La monétarisation en question
Que veut dire « monétariser » une variable composante d'un indicateur synthétique ? On peut raisonner sur un exemple. Supposons que l'on admette que l'activité bénévole est un « plus » pour la richesse d'une nation (dans une acception élargie de la richesse plus ou moins élargie à celle de « bien-être »), que l'existence du chômage soit un « moins », tout comme la destruction d'anciennes forêts. On peut alors être tenté de « corriger » les mesures traditionnelles de la production ou de la consommation nationale d'une année donnée (exprimées en valeur monétaire, par exemple en milliards d'euros) en leur ajoutant une évaluation de l'activité bénévole au cours de cette même année, et en leur retranchant des estimations du « coût social » du chômage et des pertes de valeur des forêts concernées. Il n'est certes pas simple d'attribuer une valeur monétaire à de telles contributions positives ou négatives au bien-être (diverses méthodes existent, associées à des conventions distinctes, et les résultats varient selon celles que l'on adopte), mais on ne peu balayer ces tentatives au seul motif que ces variables seraient par nature rebelles à toute monétarisation. Dans ce cas comme dans d'autres, il faut laisser un temps suffisant de maturation et d'échanges internationaux.
Toutefois, passer par la valorisation économique de toutes les variables non économiques, peut sembler contradictoire et apparaître comme un signe de victoire définitive de l'économie comme valeur suprême et comme seule justification crédible des actions en faveur de la justice, du lien social ou de l'environnement. Justifier le bénévolat, c'est-à-dire le don, et sa contribution sociétale par une valeur monétaire, c'est-à-dire le don, et sa contribution sociétale par une valeur monétaire, c'est-à-dire, qu'on le veuille ou non, par une référence au marché.

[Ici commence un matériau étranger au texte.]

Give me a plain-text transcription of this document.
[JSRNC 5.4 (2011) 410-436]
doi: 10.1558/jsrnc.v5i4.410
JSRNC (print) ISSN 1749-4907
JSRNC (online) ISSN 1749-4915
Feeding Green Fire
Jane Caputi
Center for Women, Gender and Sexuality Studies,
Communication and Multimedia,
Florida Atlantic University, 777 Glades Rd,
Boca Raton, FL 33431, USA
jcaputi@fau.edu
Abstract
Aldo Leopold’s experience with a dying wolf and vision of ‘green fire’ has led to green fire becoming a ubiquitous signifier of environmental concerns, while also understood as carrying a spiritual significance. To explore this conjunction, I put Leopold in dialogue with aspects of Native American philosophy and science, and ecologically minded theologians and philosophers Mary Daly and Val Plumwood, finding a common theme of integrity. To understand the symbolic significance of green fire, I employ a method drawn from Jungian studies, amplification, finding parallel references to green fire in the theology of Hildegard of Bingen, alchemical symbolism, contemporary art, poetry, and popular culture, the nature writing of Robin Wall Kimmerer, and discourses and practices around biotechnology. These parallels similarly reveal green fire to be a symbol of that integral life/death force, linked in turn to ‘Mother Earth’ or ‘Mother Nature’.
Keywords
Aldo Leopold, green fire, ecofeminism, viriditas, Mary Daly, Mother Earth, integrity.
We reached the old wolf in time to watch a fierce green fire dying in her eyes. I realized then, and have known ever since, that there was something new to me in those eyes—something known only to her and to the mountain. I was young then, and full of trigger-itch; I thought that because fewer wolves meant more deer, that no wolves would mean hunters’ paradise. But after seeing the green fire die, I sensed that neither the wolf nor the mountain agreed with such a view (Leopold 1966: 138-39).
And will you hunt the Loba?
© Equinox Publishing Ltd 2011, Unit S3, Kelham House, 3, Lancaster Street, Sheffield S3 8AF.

Néanmoins, la monnaie et les outils de monétarisation ne sont pas toujours des outils de soumission aux valeurs économiques entendues comme les « eaux glacées du calcul « égoïste » (selon les termes de K.Marx). Il y a bien longtemps que des actions efficaces en faveur de la justice sociale ou de l'environnement s'appuient sur des arguments ou des outils économiques et monétaires, utilisés par exemple pour « contraindre l'égoisme » de ceux qui « polluent » la société ou l'environnement, ou pour les inciter à adopter des comportements moins destructeurs.
Une réserve réelle concernant les méthodes de monétarisation générale des variables sociales et environnementales pourrait toutefois être la suivante : le risque existe que ces méthodes soient confisquées par des experts, au nom de leur complexité (réelle), et que, dans ces conditions, les enjeux deviennent opaques pour la plupart des acteurs, dépossédés des moyens de jugement, incapables de faire valoir leurs préférences sur une base informée.